Ehh... You give HN too much credit. It's only slightly better than the cacophony of ill-informed baboons that proliferate on other platforms.

Just look at the kind of baseless and denigrating comments people spew around. What more proof do you need.


HN's moderation does tend to kick in, though not immediately. And on topics in which there is specific expertise comments can be gold.

I'm not suggesting that happens all the time, or even most of it. But relative to other online discussions it does quite well.

The next step up would probably require limited access and verified qualifications. Or something along the lines of StackExchange (which does, yes, have its own problems).


> The next step up would probably require limited access and verified qualifications.

I am half expecting someone to come up and say it goes against their freedom of speech. No, but I like StackExchange, it provides helpful information many a times. How many times have I visited HN if I wanted to know something versus how many times [...] StackExchange. There's definitely value there even for those not participating, but it takes away the back-and-forth of a discussion.

Even people who don't have the qualifications on paper but who have done sufficient research can add good content.

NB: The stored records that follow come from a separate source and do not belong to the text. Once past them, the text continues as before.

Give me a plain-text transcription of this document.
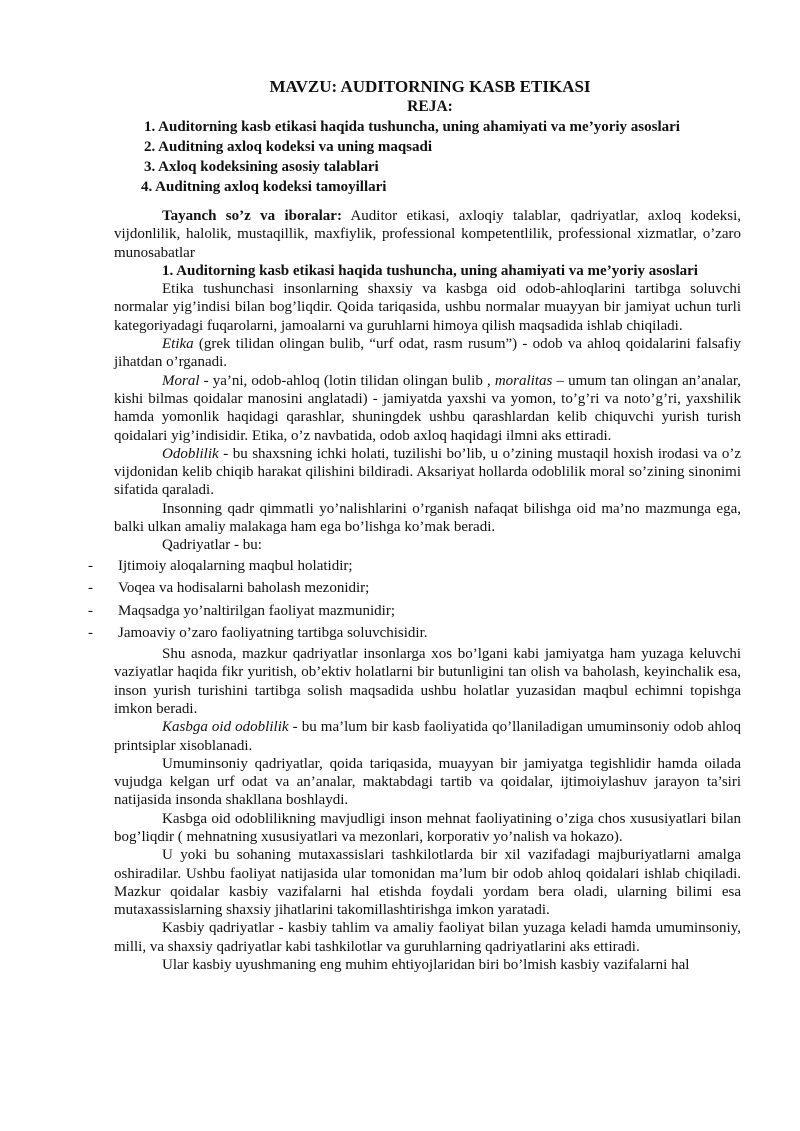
MAVZU: AUDITORNING KASB ETIKASI
REJA:
1. Auditorning kasb etikasi haqida tushuncha, uning ahamiyati va me’yoriy asoslari
2. Auditning axloq kodeksi va uning maqsadi
3. Axloq kodeksining asosiy talablari
4. Auditning axloq kodeksi tamoyillari

Tayanch so’z va iboralar: Auditor etikasi, axloqiy talablar, qadriyatlar, axloq kodeksi, vijdonlilik, halolik, mustaqillik, maxfiylik, professional kompetentlilik, professional xizmatlar, o’zaro munosabatlar

1. Auditorning kasb etikasi haqida tushuncha, uning ahamiyati va me’yoriy asoslari

Etika tushunchasi insonlarning shaxsiy va kasbga oid odob-ahloqlarini tartibga soluvchi normalar yig’indisi bilan bog’liqdir. Qoida tariqasida, ushbu normalar muayyan bir jamiyat uchun turli kategoriyadagi fuqarolarni, jamoalarni va guruhlarni himoya qilish maqsadida ishlab chiqiladi.

Etika (grek tilidan olingan bulib, “urf odat, rasm rusum”) - odob va ahloq qoidalarini falsafiy jihatdan o’rganadi.

Moral - ya’ni, odob-ahloq (lotin tilidan olingan bulib , moralitas – umum tan olingan an’analar, kishi bilmas qoidalar manosini anglatadi) - jamiyatda yaxshi va yomon, to’g’ri va noto’g’ri, yaxshilik hamda yomonlik haqidagi qarashlar, shuningdek ushbu qarashlardan kelib chiquvchi yurish turish qoidalari yig’indisidir. Etika, o’z navbatida, odob axloq haqidagi ilmni aks ettiradi.

Odoblilik - bu shaxsning ichki holati, tuzilishi bo’lib, u o’zining mustaqil hoxish irodasi va o’z vijdonidan kelib chiqib harakat qilishini bildiradi. Aksariyat hollarda odoblilik moral so’zining sinonimi sifatida qaraladi.

Insonning qadr qimmatli yo’nalishlarini o’rganish nafaqat bilishga oid ma’no mazmunga ega, balki ulkan amaliy malakaga ham ega bo’lishga ko’mak beradi.

Qadriyatlar - bu:

- Ijtimoiy aloqalarning maqbul holatidir;
- Voqea va hodisalarni baholash mezonidir;
- Maqsadga yo’naltirilgan faoliyat mazmunidir;
- Jamoaviy o’zaro faoliyatning tartibga soluvchisidir.

Shu asnoda, mazkur qadriyatlar insonlarga xos bo’lgani kabi jamiyatga ham yuzaga keluvchi vaziyatlar haqida fikr yuritish, ob’ektiv holatlarni bir butunligini tan olish va baholash, keyinchalik esa, inson yurish turishini tartibga solish maqsadida ushbu holatlar yuzasidan maqbul echimni topishga imkon beradi.

Kasbga oid odoblilik - bu ma’lum bir kasb faoliyatida qo’llaniladigan umuminsoniy odob ahloq printsiplar xisoblanadi.

Umuminsoniy qadriyatlar, qoida tariqasida, muayyan bir jamiyatga tegishlidir hamda oilada vujudga kelgan urf odat va an’analar, maktabdagi tartib va qoidalar, ijtimoiylashuv jarayon ta’siri natijasida insonda shakllana boshlaydi.

Kasbga oid odoblilikning mavjudligi inson mehnat faoliyatining o’ziga chos xususiyatlari bilan bog’liqdir ( mehnatning xususiyatlari va mezonlari, korporativ yo’nalish va hokazo).

U yoki bu sohaning mutaxassislari tashkilotlarda bir xil vazifadagi majburiyatlarni amalga oshiradilar. Ushbu faoliyat natijasida ular tomonidan ma’lum bir odob ahloq qoidalari ishlab chiqiladi. Mazkur qoidalar kasbiy vazifalarni hal etishda foydali yordam bera oladi, ularning bilimi esa mutaxassislarning shaxsiy jihatlarini takomillashtirishga imkon yaratadi.

Kasbiy qadriyatlar - kasbiy tahlim va amaliy faoliyat bilan yuzaga keladi hamda umuminsoniy, milli, va shaxsiy qadriyatlar kabi tashkilotlar va guruhlarning qadriyatlarini aks ettiradi.

Ular kasbiy uyushmaning eng muhim ehtiyojlaridan biri bo’lmish kasbiy vazifalarni hal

The problem is people disparage and speak in a condescending way under the pretext of facts, which makes it look legitimate, but there's racism and bigotry hiding underneath. I think people need to be more selective and careful with their usage of words if they want to maintain a scientific decorum, and not politicize matters.

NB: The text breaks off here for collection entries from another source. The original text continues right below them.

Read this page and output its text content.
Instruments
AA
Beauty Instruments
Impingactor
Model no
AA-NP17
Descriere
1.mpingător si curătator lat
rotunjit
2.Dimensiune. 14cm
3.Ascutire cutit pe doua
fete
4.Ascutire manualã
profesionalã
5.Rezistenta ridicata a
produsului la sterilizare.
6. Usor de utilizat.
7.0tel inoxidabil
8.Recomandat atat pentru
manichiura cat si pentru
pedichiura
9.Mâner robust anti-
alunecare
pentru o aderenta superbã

One trope I've been mulling over for a while is that of the "marketplace of ideas", which is literally baked into US jurisprudence.

So far as I've been able to trace the origins, it's actually an adaptation of free-market ideology and promotion, and was likely suggested to Oliver Wendell Holmes by Francis Wrigley Hirst, former editor of The Economist, a publication literally founded to promote free-market ideals.[1][2]

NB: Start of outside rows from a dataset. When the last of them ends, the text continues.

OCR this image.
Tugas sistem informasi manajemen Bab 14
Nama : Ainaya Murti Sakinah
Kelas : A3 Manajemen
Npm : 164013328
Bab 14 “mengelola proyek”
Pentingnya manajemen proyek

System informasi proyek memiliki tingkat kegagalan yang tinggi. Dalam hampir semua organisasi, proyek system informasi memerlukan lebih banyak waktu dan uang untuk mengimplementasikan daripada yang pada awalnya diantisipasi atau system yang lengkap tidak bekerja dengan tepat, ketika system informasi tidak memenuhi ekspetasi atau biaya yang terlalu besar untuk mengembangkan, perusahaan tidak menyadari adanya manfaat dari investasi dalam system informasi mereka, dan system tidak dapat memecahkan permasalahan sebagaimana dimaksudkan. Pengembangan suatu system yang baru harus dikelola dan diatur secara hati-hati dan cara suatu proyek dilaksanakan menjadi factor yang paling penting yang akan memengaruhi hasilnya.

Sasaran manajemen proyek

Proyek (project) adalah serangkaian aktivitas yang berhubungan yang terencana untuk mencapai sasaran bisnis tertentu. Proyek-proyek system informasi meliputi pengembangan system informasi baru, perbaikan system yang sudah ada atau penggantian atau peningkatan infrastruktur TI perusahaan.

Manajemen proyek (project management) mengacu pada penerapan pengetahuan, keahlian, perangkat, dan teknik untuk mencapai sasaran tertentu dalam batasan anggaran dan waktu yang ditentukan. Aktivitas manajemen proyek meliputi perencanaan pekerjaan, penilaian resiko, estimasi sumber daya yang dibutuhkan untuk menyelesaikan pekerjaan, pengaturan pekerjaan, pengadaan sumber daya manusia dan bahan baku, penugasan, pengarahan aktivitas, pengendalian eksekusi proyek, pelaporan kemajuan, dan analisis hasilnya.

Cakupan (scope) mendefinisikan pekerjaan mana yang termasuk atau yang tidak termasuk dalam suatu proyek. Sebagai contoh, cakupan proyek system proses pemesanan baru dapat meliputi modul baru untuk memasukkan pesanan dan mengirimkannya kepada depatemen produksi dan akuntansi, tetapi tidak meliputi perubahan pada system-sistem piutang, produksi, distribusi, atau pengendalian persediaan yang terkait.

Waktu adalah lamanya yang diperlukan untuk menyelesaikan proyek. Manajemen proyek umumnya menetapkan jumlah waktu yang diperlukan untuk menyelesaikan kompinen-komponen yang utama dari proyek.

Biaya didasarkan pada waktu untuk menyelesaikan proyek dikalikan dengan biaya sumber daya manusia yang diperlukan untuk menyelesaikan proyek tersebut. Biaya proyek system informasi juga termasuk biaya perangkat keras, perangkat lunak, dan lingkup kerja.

But ... is a marketplace really the forum in which ideas are best formed and developed? Or even transmitted? Because ... my understanding is that this takes place far more often in studies, libraries, workshops, laboratories, and academies. Usually amongst a small set of people qualified in the task they are undertaking. Yes, there's often correspondence amongst that group, and there may be distributed work or teams. But one thing it distinctly is not is the absolute hubbub and all-comers-invited nature of the marketplace.

I've yet to see a full critique of the notion, though Jill Gordon's "John Stuart Mill and 'The Marketplace of Ideas'" comes quite close. Among other points, she makes clear that Mill never actually used the phrase, and had some sharp concerns with what are now key elements of it.

<https://www.pdcnet.org/soctheorpract/content/soctheorpract_1...>

Ultimately, markets reward characteristics which are strongly at odds with information in various ways. This appears both in how markets for information goods are tremendously skewed and have enormous deadweight losses (actively impeding access to information to virtually all), but also in what types of information are promoted and advantaged by marketplaces --- rarely that which has a strong truth valance, or which stands against orthodoxies.

(Markets aren't the only structures which stand against information, but given that they're often portrayed as the essence of informational genesis, the conflict is highly notable.)

________________________________

Notes:

1. Holmes didn't quite coin the modern form, but came quite close and strongly influenced the ultimate formulation. The Hirst connection is revealed in Thomas Healy's book The Great Dissent: <https://www.alumni.columbia.edu/content/great-dissent-how-ol...>

2. See The Economist's Prospectus: "[A] weekly paper, to be published every Saturday, and to be called THE ECONOMIST, which will contain— First.—ORIGINAL LEADING ARTICLES, in which free-trade principles will be most rigidly applied to all the important questions of the day" <https://www.economist.com/unknown/1843/08/05/prospectus>


[flagged]


Please don't do this here.


This means there are demonic presences on the moon.